Hornblower shook his head. It was like Bush not see the objections to such a plan. The enemy might fly before guns to which they had no chance of replying, but if a landing party were put within their reach they would fall upon it fiercely enough—more fiercely than ever as a result of their recent losses. It was one thing to land a small party to attack fifty artillery men in a battery taken completely by surprise, but it was quite another to land in the face of a disciplined army ten thousand strong. The words with which Hornblower tried to soften his refusal were blown into inaudibility by the explosion of the quarterdeck carronade beside them, and when Hornblower again opened his mouth to speak there was a fresh distraction on the shore to interrupt him.
Someone was standing up in the next cart destined to receive fire, waving a white handkerchief frantically. Hornblower looked through his glass; the man appeared to be an officer of some sort, in his blue uniform with red epaulettes. But if he were trying to surrender he must know that his surrender could not be accepted in that it could not be put into effect. He must take his chance of the next shot. The officer suddenly seemed to realise it. He stooped down in the cart and rose again still waving his handkerchief and supporting someone who had been lying at his feet. Hornblower could see that the man hung limp in his arms; there was a white bandage round his head and another round his arm, and Hornblower suddenly realised that these carts were the ambulance vehicles of the army, full of the sick and of the wounded from yesterday’s skirmish. The officer with the handkerchief must be a surgeon.
“Cease fire!” bellowed Hornblower, shrilling on his whistle. He was too late to prevent the next shot being fired, but luckily it was badly sighted and merely raised a cloud of dust from the cliff face below the road. It was illogical to spare draught animals which might be invaluable to the French for fear of hitting wounded men who might recover and again be active enemies, but it was the convention of war, deriving its absurdity from war itself.
Beyond the waggon train was the rearguard, but that was scattered over the hillside sparsely enough not to be worth powder and shot. It was time to go back and harass the main body once more.
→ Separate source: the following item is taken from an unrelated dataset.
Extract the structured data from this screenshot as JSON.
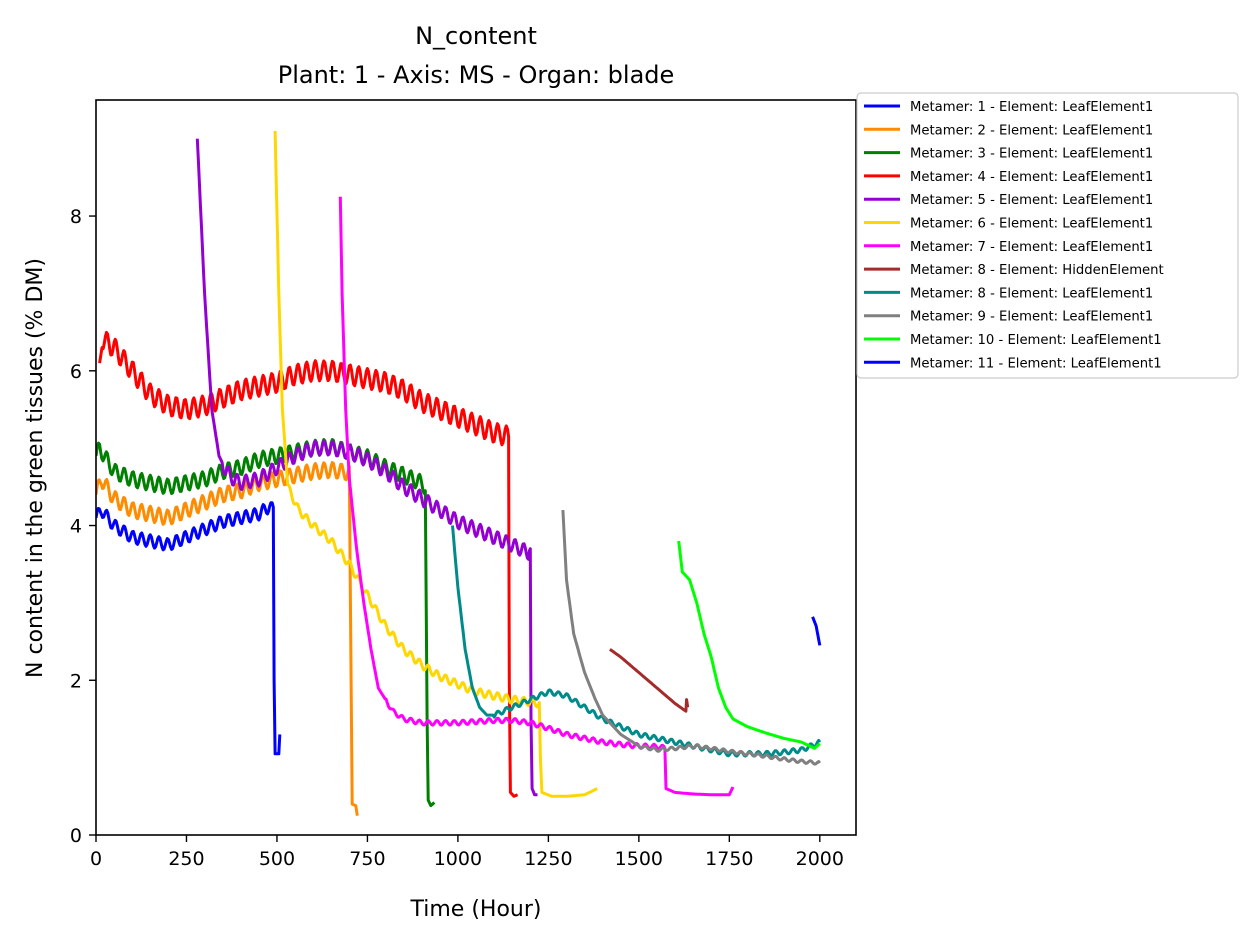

“Put the ship about, Mr. Bush,” said Hornblower. “I want to retrace our course.”
It was not so easy on a course diametrically opposite to the previous one. The wind had been on the Sutherland’s quarter before; now it was on her bow and she could only keep parallel to the shore by lying as close-hauled as she would sail. To make any offing at all when they reached the little capes which ran out from the shore the ship would have to go about, and the leeway she made might drift her into danger unless the situation were carefully watched. But the utmost must be done to harass the Italians and to demonstrate to them that they could never use the coast road again; Bush was delighted—as Hornblower could see from the fierce light in his eyes—that his captain was going to stick to his task and not sail tamely off after defiling once along the column, and the men at the starboard side guns rubbed their hands with pleasure at the prospect of action as they bent over the weapons that had stood unused so far.